Sanjida gets the needle

Handmade with ease?

Handmade with ease?

A survey of leading politicians and environmental campaigners by Ethical Consumer Magazine has thrown up that throwaway fashion is one of the least ethical practises in our society and should be banned
So sewing your own is the way forward! I can now sew, after a fashion, since I’ve just done a course. I’ve got some material. I’ve even got a sewing machine.

It’s my mother’s forty-year-old Singer that cost her a week and a half’s salary. It wasn’t working but finally I found a man who did not say, ‘Look love, just buy a new one,’ but actually fixed it.

This is the beast I was scared of as a teenager, mainly because I didn’t know how to use it and was too impatient to listen. This was the monster I ran my first clothes up on at school – drawing round my legs in my jeans and zipping up an inner seam to create skin-tights before skinnies came into fashion, knocking up an ankle-length green skirt with a zip from hem to thigh covered with a cloud of black lace.

I’m less scared now that I’ve gone to sewing school and the nice older gent showed me how to thread the beast. And the forty-year old instructions are still there!

So the first thing I want to make is a top for my niece. Only I don’t know how big she’ll be on her birthday. I ask a child in my street and she lends me a Barbie vest that’s a bit small for her. I lay the vest on a piece of newspaper and cut round it. Big mistake: it’s the sports section.

Then I sew lace across the top of each bit of pale pink jersey and lace in a loop round the arms to make straps, sew up the seams, hem the bottom and sew a line of daisy buttons down the front. It’s a breeze! It’s cute enough to put on a cup cake.

Then, for some unfathomable reason I think I’ll make myself a matching one. In black. Obviously. Not pastel pink.

I use a fifteen year-old T-shirt my Mum gave me and cut off the sleeves and the neck. It says Jaspar Conran on the front in gold but I figure the lace will cover it up. This is not such a breeze. Still, after much swearing and unpicking I get there.

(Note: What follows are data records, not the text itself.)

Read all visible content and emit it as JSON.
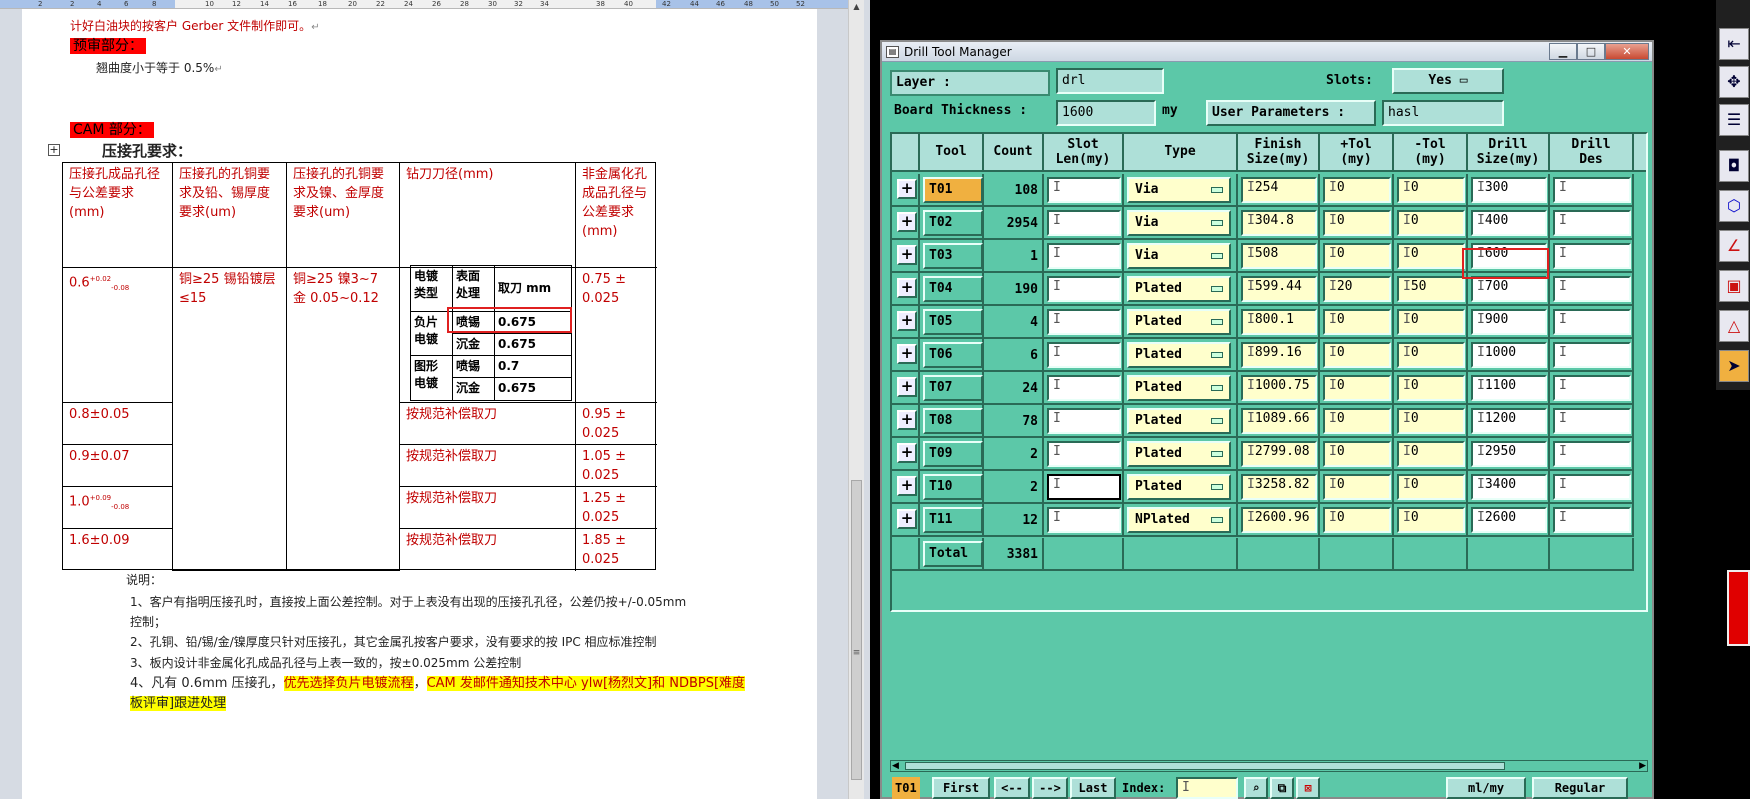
{
  "word": {
    "ruler_numbers": [
      "2",
      "2",
      "4",
      "6",
      "8",
      "10",
      "12",
      "14",
      "16",
      "18",
      "20",
      "22",
      "24",
      "26",
      "28",
      "30",
      "32",
      "34",
      "38",
      "40",
      "42",
      "44",
      "46",
      "48",
      "50",
      "52"
    ],
    "line1": "计好白油块的按客户 Gerber 文件制作即可。",
    "section_prereview": "预审部分：",
    "warp_line": "翘曲度小于等于 0.5%",
    "section_cam": "CAM 部分：",
    "press_fit_title": "压接孔要求：",
    "table": {
      "headers": [
        "压接孔成品孔径与公差要求(mm)",
        "压接孔的孔铜要求及铅、锡厚度要求(um)",
        "压接孔的孔铜要求及镍、金厚度要求(um)",
        "钻刀刀径(mm)",
        "非金属化孔成品孔径与公差要求(mm)"
      ],
      "row1": {
        "hole": "0.6",
        "hole_sup": "+0.02",
        "hole_sub": "-0.08",
        "cu_pb": "铜≥25 锡铅镀层≤15",
        "cu_ni": "铜≥25 镍3~7 金 0.05~0.12",
        "npth": "0.75 ± 0.025"
      },
      "inner": {
        "h1": "电镀类型",
        "h2": "表面处理",
        "h3": "取刀 mm",
        "r1": "负片电镀",
        "r2": "图形电镀",
        "s1": "喷锡",
        "s2": "沉金",
        "s3": "喷锡",
        "s4": "沉金",
        "v1": "0.675",
        "v2": "0.675",
        "v3": "0.7",
        "v4": "0.675"
      },
      "rows": [
        {
          "hole": "0.8±0.05",
          "drill": "按规范补偿取刀",
          "npth": "0.95 ± 0.025"
        },
        {
          "hole": "0.9±0.07",
          "drill": "按规范补偿取刀",
          "npth": "1.05 ± 0.025"
        },
        {
          "hole": "1.0",
          "hole_sup": "+0.09",
          "hole_sub": "-0.08",
          "drill": "按规范补偿取刀",
          "npth": "1.25 ± 0.025"
        },
        {
          "hole": "1.6±0.09",
          "drill": "按规范补偿取刀",
          "npth": "1.85 ± 0.025"
        }
      ]
    },
    "notes_title": "说明：",
    "note1a": "1、客户有指明压接孔时，直接按上面公差控制。对于上表没有出现的压接孔孔径，公差仍按+/-0.05mm",
    "note1b": "控制；",
    "note2": "2、孔铜、铅/锡/金/镍厚度只针对压接孔，其它金属孔按客户要求，没有要求的按 IPC 相应标准控制",
    "note3": "3、板内设计非金属化孔成品孔径与上表一致的，按±0.025mm 公差控制",
    "note4_pre": "4、凡有 0.6mm 压接孔，",
    "note4_hl1": "优先选择负片电镀流程",
    "note4_comma": "，",
    "note4_hl2": "CAM 发邮件通知技术中心 ylw[杨烈文]和 NDBPS[难度",
    "note4_hl3": "板评审]跟进处理",
    "para_mark": "↵"
  },
  "drill": {
    "title": "Drill Tool Manager",
    "layer_label": "Layer        :",
    "layer_value": "drl",
    "slots_label": "Slots:",
    "slots_value": "Yes",
    "thickness_label": "Board Thickness :",
    "thickness_value": "1600",
    "thickness_unit": "my",
    "user_params_label": "User Parameters :",
    "user_params_value": "hasl",
    "columns": [
      {
        "l1": "Tool",
        "l2": ""
      },
      {
        "l1": "Count",
        "l2": ""
      },
      {
        "l1": "Slot",
        "l2": "Len(my)"
      },
      {
        "l1": "Type",
        "l2": ""
      },
      {
        "l1": "Finish",
        "l2": "Size(my)"
      },
      {
        "l1": "+Tol",
        "l2": "(my)"
      },
      {
        "l1": "-Tol",
        "l2": "(my)"
      },
      {
        "l1": "Drill",
        "l2": "Size(my)"
      },
      {
        "l1": "Drill",
        "l2": "Des"
      }
    ],
    "tools": [
      {
        "name": "T01",
        "count": "108",
        "type": "Via",
        "finish": "254",
        "ptol": "0",
        "ntol": "0",
        "drill": "300"
      },
      {
        "name": "T02",
        "count": "2954",
        "type": "Via",
        "finish": "304.8",
        "ptol": "0",
        "ntol": "0",
        "drill": "400"
      },
      {
        "name": "T03",
        "count": "1",
        "type": "Via",
        "finish": "508",
        "ptol": "0",
        "ntol": "0",
        "drill": "600"
      },
      {
        "name": "T04",
        "count": "190",
        "type": "Plated",
        "finish": "599.44",
        "ptol": "20",
        "ntol": "50",
        "drill": "700"
      },
      {
        "name": "T05",
        "count": "4",
        "type": "Plated",
        "finish": "800.1",
        "ptol": "0",
        "ntol": "0",
        "drill": "900"
      },
      {
        "name": "T06",
        "count": "6",
        "type": "Plated",
        "finish": "899.16",
        "ptol": "0",
        "ntol": "0",
        "drill": "1000"
      },
      {
        "name": "T07",
        "count": "24",
        "type": "Plated",
        "finish": "1000.75",
        "ptol": "0",
        "ntol": "0",
        "drill": "1100"
      },
      {
        "name": "T08",
        "count": "78",
        "type": "Plated",
        "finish": "1089.66",
        "ptol": "0",
        "ntol": "0",
        "drill": "1200"
      },
      {
        "name": "T09",
        "count": "2",
        "type": "Plated",
        "finish": "2799.08",
        "ptol": "0",
        "ntol": "0",
        "drill": "2950"
      },
      {
        "name": "T10",
        "count": "2",
        "type": "Plated",
        "finish": "3258.82",
        "ptol": "0",
        "ntol": "0",
        "drill": "3400"
      },
      {
        "name": "T11",
        "count": "12",
        "type": "NPlated",
        "finish": "2600.96",
        "ptol": "0",
        "ntol": "0",
        "drill": "2600"
      }
    ],
    "total_label": "Total",
    "total_value": "3381",
    "footer": {
      "current_tool": "T01",
      "first": "First",
      "prev": "<--",
      "next": "-->",
      "last": "Last",
      "index_label": "Index:",
      "units": "ml/my",
      "mode": "Regular"
    }
  }
}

But when I try it on it bows out both front and back like a kind of seventeenth-century corset, with none of the push-up and squeeze-together.

‘Darts,’ says LFM authoritatively.

He’s covered them in a course on carbon composites in the aeronautical industry. I tell you, it’s very f***g fiddly sewing darts into lace. I hope to God they don’t make planes like this. It still looks dreadful so I put it in recycling, which arguably is where the T-shirt should have gone to begin with.

And now I’m left with the thought – what if my niece’s top looks like that on her too? My options are a) kidnap a small child and force her to try the vest on, which could result in i) despair and more darts, ii) the arrival of social services; or I can b) wait until her birthday and risk huge disappointment followed by minor temper tantrum (mine, not hers).